Passaporte brasileiro, aprendi recentemente, vale ouro. Não exatamente como imunidade ou salvaguarda no caso de alguma encrenca internacional, não. Num caso desses, como bem se imagina, estaria melhor quem apresentasse um passaporte norte-americano ou canadense, ou ainda de qualquer país da Comunidade Européia. Mas o brasileiro vale, sim, um bom dinheiro, cerca de dois mil dólares, segundo me informaram, para quem desejar vendê-lo – e arcar com os conseqüentes riscos, é claro – nos mercados negros de Londres ou de Paris.
Como se explica isso? Pelo simples fato de que somos uma nação de muitas culturas, o paraíso da miscigenação, desde as várias raças que nos formaram aos povos imigrantes há bom tempo já estabelecidos, integrados e aculturados. Para alguém que pretende se utilizar de (ou repassar) um passaporte falso, nada mais cômodo. Um turco, um oriental, um negro senegalês, um branco caucasiano, nenhum deles há de causar maior estranhamento ao apresentar credenciais brasileiras. Já um passaporte sueco despertaria desconfiança imediata, nas mãos de alguém que não fosse alto, loiro e se chamasse Sven Völvfst ou coisa parecida.

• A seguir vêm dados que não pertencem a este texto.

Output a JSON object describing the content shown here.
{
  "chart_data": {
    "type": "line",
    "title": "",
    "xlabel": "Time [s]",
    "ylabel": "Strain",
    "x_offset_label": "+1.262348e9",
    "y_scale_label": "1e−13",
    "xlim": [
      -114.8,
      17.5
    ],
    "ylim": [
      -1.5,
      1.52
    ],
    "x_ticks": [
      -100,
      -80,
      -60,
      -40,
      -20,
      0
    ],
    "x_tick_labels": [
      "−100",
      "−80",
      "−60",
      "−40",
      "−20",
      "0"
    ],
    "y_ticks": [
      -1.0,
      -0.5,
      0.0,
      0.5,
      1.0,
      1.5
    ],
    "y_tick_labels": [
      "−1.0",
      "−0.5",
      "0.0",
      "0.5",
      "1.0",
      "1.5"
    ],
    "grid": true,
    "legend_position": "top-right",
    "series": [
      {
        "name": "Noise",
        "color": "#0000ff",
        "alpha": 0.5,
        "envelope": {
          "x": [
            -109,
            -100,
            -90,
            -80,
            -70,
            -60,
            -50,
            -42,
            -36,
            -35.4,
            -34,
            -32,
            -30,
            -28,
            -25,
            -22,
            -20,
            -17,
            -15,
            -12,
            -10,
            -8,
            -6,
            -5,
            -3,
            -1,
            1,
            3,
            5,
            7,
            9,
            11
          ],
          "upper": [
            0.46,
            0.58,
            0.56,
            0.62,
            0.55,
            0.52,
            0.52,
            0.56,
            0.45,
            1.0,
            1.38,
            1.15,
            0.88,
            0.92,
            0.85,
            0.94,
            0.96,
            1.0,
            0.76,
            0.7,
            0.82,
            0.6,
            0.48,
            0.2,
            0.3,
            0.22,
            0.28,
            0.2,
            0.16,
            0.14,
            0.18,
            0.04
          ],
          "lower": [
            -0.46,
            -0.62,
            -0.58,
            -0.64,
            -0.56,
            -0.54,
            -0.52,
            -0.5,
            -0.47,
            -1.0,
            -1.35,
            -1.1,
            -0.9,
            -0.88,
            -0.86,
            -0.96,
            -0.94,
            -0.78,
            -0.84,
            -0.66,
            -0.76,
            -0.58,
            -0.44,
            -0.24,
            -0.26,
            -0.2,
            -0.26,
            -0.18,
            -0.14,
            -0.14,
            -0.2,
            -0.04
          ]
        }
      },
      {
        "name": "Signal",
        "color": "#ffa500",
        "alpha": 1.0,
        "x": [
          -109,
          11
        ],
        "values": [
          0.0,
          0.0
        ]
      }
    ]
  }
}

Bacana, não? Podemos então festejar, por essas linhas tortas, uma alta cotação da nossa nacionalidade. E ficamos por aí. Nada que chegue a afetar a empáfia com que seremos tratados no dia-a-dia pela maioria dos europeus. Nada pessoal, também, que a todos os estrangeiros do terceiro mundo está reservado o mesmo muxoxo e café frio. Turista vem de cima da linha do equador, e olhe lá. O resto é imigrante em potencial.
E a questão da imigração pega fogo, não é de hoje, por todo o mundo. Nos EUA, a Califórnia está prestes a se tornar o primeiro estado continental (o Havaí fora) onde os negros, os imigrantes latinos e os orientais vão somar mais de 50% da população. Imagine-se o pavor que projetam para o futuro as tradicionais comunidades saxônicas e protestantes, cientes de que essa porcentagem dobrou nos últimos 30 anos, e sem disposição para parir uma resposta à altura.
Não há de ser diferente esse sentimento de impotência em todos os países da Comunidade Européia, seja em maior ou menor grau, do neonazismo declarado na Áustria ao muxoxo francês atenuado pelas vitórias futebolísticas de uma seleção plurirracial. E é claro que concedem algo, que se perguntam quem iria limpar as latrinas, dirigir os ônibus e cuidar das crianças se mandassem os estrangeiros todos embora.
Sem solução fácil ou de curto prazo, o problema parece sugerir dois caminhos: primeiro, o de que a partir de agora os tios sams da vida tomem mais cuidados na hora de contribuir para a marginalização das populações dos seus quintais, ou seja, do resto do mundo todo. Segundo, no estilo relaxar e gozar, talvez seja hora de compreenderem melhor o modelo brasileiro de nacionalidade que, por mais hipocrisia, sinhazinha e exclusão que carregue, é de longe um primeiro mundo em matéria de convivência multicultural.
Problema deles, é claro. O nosso é cuidar para que essa alegre diversidade seja parceira de justiça e riqueza compartilhadas do Oiapoque ao Chuí. Entre outras coisas, para que ninguém mais precise vender seu passaporte.